Leonardo Lourenço: “A síndrome do gênio da lâmpada”
Leonardo Lourenço: “A síndrome do gênio da lâmpada”. Labrador. São Paulo, 2021. 211 págs.
Recebo o livro de mãos do autor, colega e amigo. Com dedicatória que me fala do amor que constrói. Já conhecia os pensamentos recolhidos neste livro, porque várias vezes vi o Leonardo em ação, falando sobre eles em reuniões e aulas. E, com a confiança que tenho com ele, posso dizer que é um livro que dá recados profundos e importantes, em linguagem accessível. Ciência, ou melhor, neurociência….em linguagem de boteco, para que ninguém diga que não entendeu.
O autor fala da saia justa na qual nos coloca o gênio da lâmpada, para manter-nos no politicamente correto, para elaborar uma segurança, que é tão fictícia como inútil. Anota: “O gênio da lâmpada é um cara que tem todos os poderes do mundo para atender aos pedidos dos outros. Ele devota a própria vida a atender os desejos alheios . Mas talvez justamente por isso ele seja um infeliz prisioneiro de sua própria missão (…) Passamos a acreditar, com o passar do tempo, que somos a nossa própria máscara protetora. O benefício dos escudos de defesa é enorme quando surge, mas vai decaindo progressivamente ao longo do tempo, ao passo que o custo vai paulatinamente crescendo”

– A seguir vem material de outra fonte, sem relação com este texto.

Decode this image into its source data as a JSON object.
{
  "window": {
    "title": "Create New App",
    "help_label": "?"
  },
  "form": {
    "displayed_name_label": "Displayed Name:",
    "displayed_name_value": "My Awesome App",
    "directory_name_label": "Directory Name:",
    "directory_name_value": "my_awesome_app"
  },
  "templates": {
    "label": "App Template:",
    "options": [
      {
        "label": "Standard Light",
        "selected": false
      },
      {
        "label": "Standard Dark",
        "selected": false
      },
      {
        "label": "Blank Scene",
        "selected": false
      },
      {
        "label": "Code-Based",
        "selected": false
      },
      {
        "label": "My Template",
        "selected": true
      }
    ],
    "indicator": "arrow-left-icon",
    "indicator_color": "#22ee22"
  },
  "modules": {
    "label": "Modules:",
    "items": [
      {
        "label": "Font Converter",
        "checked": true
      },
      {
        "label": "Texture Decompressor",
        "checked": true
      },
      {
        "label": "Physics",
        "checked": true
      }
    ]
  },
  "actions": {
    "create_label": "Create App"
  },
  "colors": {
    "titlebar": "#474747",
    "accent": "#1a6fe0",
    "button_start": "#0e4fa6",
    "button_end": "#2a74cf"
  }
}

Como já disse, todos estes raciocínios, evidentes de per si, tem uma base científica, que Lourenço faz questão de sublinhar: “Não são as ocorrências em si que sensibilizam o maquinário neuronal, mas os sentimentos e as emoções guardadas junto a cada uma. O que em verdade esculpe visceralmente o encéfalo são as roupas, não os manequins (emoções amealhadas na infância, etc.)”.
O golpe -que muitos sentirão ao desfilar pelas páginas do livro- resume-se assim: “Mas, doutor, o que faço então com os meus últimos 40 anos de vida?”. E a seguir, o conselho que cada um deve incorporar: “Vou continuar a comprar brigas que não são minhas? Vou permanecer fiel a valores que nunca escolhi? Vou insistir em chegar lá, sendo que o tal “lá” não fui eu que sonhei? Quanto tempo vou perseverar em atender às expectativas de todo mundo, menos as minhas?”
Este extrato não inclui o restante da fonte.